We retrospectively reviewed the data in our institution between August 2009 and December 2016. The inclusion criteria were as follows: (1) 18 or older patients with patients with histologically confirmed head and neck squamous cell carcinoma, (2) treated with Carboplatin and Paclitaxel in first-line for a recurrent or metastatic disease. A first-line is defined by a first treatment in the recurrent/metastatic setting or by a switch from another treatment (due to toxicity of the first course) before any progression. Prior treatment for a localized disease by surgery, radiotherapy or chemotherapy were permitted .

Treatment

Different 28-days schedules were used. Paclitaxel was administered at 80 mg/m2 at day 1 (D1), day 8 (D8) and day 15 (D15). The standard schedule was Carboplatin AUC5 (area under the curve = 5) at D1 and in the alternative schedule Carboplatin was administered at AUC2 at D1, D8 and D15. The doses could be reduced at the beginning or during treatment according to the patient’s frailty or to toxicities.

Assessments

Response was evaluated every 6–8 weeks by repeated clinical and computed tomographic scan assessments on the basis of the extent of disease at presentation.

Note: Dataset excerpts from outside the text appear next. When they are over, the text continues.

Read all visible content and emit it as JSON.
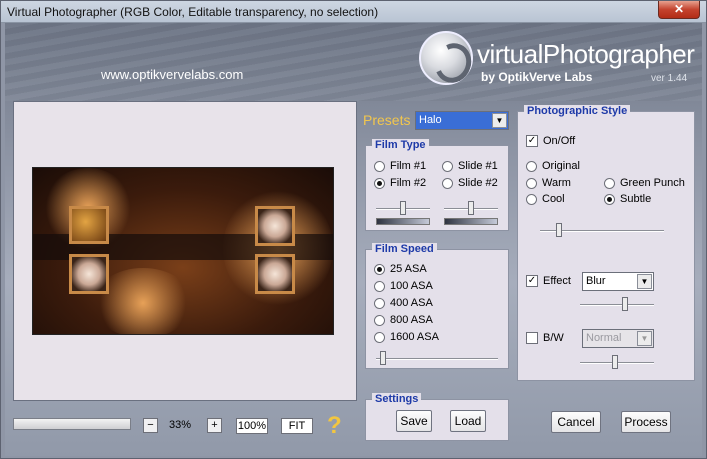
{
  "window": {
    "title": "Virtual Photographer (RGB Color, Editable transparency, no selection)",
    "close_glyph": "✕"
  },
  "header": {
    "website": "www.optikvervelabs.com",
    "logo_name": "virtualPhotographer",
    "logo_by": "by OptikVerve Labs",
    "version": "ver 1.44"
  },
  "presets": {
    "label": "Presets",
    "value": "Halo",
    "arrow": "▼"
  },
  "film_type": {
    "title": "Film Type",
    "options": [
      "Film #1",
      "Film #2",
      "Slide #1",
      "Slide #2"
    ],
    "selected": "Film #2",
    "slider_left": 0.5,
    "slider_right": 0.5
  },
  "film_speed": {
    "title": "Film Speed",
    "options": [
      "25 ASA",
      "100 ASA",
      "400 ASA",
      "800 ASA",
      "1600 ASA"
    ],
    "selected": "25 ASA",
    "slider": 0.05
  },
  "settings": {
    "title": "Settings",
    "save_label": "Save",
    "load_label": "Load"
  },
  "photographic_style": {
    "title": "Photographic Style",
    "onoff_label": "On/Off",
    "onoff_checked": true,
    "styles": [
      "Original",
      "Warm",
      "Green Punch",
      "Cool",
      "Subtle"
    ],
    "selected": "Subtle",
    "style_slider": 0.14,
    "effect_label": "Effect",
    "effect_checked": true,
    "effect_value": "Blur",
    "effect_slider": 0.6,
    "bw_label": "B/W",
    "bw_checked": false,
    "bw_value": "Normal",
    "bw_slider": 0.45
  },
  "actions": {
    "cancel_label": "Cancel",
    "process_label": "Process"
  },
  "zoom": {
    "minus": "−",
    "value": "33%",
    "plus": "+",
    "hundred_label": "100%",
    "fit_label": "FIT",
    "help_glyph": "?"
  },
  "colors": {
    "title_blue": "#1e3aa8",
    "presets_gold": "#f2c64d",
    "selection_blue": "#3a6ed6"
  }
}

Antitumor activity was evaluated according to the Response Evaluation Criteria In Solid Tumors criteria 1.1 [29].

Statistical design

Overall survival (OS) was defined as the time from the date of first Carboplatin and Paclitaxel administration to the date of death. Progression-free survival (PFS) was calculated from the date of first Carboplatin and Paclitaxel administration to the date of progression or death secondary to the cancer, whichever occurred first. If progression or death did not occur before the cut-off date, data were censored at the time of the last valid assessment. Survival distributions were estimated by the Kaplan–Meier method.